When primary central nervous system lymphoma involves the eye, vision can be affected. Our rehabilitation doctors can prescribe visual perceptual rehabilitation to help people improve the skills necessary for cooking, reading, writing, and getting around.

HIV and AIDS Support

HIV infection and AIDS are chronic, lifelong conditions. People who have HIV infection and AIDS need continuous medical attention. NYU Langone doctors help people with these conditions to manage their medications and any complications that arise.

Most people with HIV infection use a combination of medications to prevent the virus from reproducing. These antiretroviral medications are designed to keep the virus in check for life. Long-term use of these medications, however, increases the risk of heart attack. 

People on antiretroviral therapy visit their care team every few months for regular checkups and are monitored for side effects, such as nausea, vomiting, diarrhea, skin rashes, and osteonecrosis, which is a condition in which poor blood supply leads to the breakdown of bones. Complications include infections, such as cytomegalovirus infection or nontuberculous mycobacterial infection, as well as liver damage, weakening of bones, and anemia.

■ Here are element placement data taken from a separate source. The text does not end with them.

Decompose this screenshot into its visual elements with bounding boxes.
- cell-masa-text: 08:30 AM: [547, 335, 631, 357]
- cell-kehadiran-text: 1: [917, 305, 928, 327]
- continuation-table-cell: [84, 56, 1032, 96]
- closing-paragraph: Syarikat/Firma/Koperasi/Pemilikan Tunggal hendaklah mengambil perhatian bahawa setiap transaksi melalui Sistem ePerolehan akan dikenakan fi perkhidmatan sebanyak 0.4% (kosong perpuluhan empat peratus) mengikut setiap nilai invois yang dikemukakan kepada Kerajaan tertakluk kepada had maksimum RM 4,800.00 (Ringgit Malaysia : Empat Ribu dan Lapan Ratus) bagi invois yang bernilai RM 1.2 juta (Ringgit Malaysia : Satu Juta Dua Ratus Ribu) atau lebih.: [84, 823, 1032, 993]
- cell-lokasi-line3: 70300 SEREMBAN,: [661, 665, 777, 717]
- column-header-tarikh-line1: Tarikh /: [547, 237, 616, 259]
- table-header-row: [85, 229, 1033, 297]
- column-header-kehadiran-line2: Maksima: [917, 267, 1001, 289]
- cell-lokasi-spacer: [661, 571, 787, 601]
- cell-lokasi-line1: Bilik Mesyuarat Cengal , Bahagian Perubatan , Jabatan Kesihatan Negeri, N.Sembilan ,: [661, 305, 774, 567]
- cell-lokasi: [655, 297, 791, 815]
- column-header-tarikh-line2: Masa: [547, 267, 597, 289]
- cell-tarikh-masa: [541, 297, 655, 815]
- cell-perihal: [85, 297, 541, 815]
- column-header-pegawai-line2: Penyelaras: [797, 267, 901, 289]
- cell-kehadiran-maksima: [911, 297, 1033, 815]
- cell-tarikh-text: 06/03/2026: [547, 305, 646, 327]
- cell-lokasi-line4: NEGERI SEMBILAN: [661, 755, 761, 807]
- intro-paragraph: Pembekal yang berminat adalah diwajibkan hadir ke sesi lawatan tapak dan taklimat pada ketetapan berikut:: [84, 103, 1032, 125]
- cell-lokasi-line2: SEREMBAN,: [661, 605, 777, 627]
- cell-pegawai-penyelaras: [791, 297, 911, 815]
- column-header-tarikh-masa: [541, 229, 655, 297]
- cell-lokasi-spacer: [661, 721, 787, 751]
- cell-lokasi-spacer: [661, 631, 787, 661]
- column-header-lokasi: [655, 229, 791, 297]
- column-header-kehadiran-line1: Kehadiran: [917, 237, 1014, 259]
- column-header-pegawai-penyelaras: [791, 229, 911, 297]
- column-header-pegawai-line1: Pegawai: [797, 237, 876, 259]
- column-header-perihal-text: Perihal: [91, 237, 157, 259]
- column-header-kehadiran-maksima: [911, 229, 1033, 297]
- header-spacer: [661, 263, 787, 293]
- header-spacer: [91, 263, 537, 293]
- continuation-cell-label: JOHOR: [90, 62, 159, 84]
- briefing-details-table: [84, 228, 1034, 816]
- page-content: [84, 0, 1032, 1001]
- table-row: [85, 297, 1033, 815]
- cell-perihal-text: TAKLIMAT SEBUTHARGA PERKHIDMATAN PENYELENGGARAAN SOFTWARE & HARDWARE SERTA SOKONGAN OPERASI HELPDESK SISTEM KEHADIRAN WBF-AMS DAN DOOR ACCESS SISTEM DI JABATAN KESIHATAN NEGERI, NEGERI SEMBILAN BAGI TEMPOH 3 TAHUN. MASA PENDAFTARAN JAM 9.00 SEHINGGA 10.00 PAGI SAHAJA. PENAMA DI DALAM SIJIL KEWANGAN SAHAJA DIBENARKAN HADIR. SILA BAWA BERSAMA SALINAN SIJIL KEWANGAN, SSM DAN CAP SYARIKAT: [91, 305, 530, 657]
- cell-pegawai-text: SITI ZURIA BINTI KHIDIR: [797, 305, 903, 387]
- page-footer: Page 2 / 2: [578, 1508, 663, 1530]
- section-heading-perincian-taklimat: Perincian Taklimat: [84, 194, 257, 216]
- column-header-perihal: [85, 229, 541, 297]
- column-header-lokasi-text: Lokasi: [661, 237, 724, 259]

If you have HIV and AIDS as well as primary central nervous system lymphoma, your NYU Langone doctors work together to manage your care.

Psychological and Social Support

People with primary central nervous system lymphoma may experience depression, anxiety, and other psychological problems. Our specialists can help you cope with any treatment-related stress.

A psycho-oncologist, which is a healthcare provider trained to address the psychological needs of people with cancer, can provide you with information about support groups and one-on-one counseling sessions available at Perlmutter Cancer Center.

NYU Langone experts can connect people with HIV infection or AIDS to social workers, educational programs, and community support groups.

Social workers are also available to help you address any financial concerns that may arise during your treatment. 

Clinical Trials

New treatment options for primary central nervous system lymphoma may be available through clinical trials, which are scientific studies designed to test promising new cancer treatments. Your doctor can help you determine if a clinical trial is right for you. 

The trials may include high-dose chemotherapy with stem cell transplantation, in which damaged stem cells in the bone marrow—the spongy tissue inside bones—are replaced with healthy ones from your own blood or that of a donor.

People who have a stem cell transplant spend several weeks in the hospital and may require antibiotics and blood transfusions. If your immune system was weak to begin with, due to AIDS or another health problem, your recovery time may be longer. NYU Langone offers support services to help you and your family throughout recovery from a stem cell transplant. 

Other treatments being tested in clinical trials include targeted medications, such as monoclonal antibodies, which target and destroy cancer cells, and tyrosine kinase inhibitors, which block enzymes that contribute to cancer growth. These medications may be taken with chemotherapy drugs.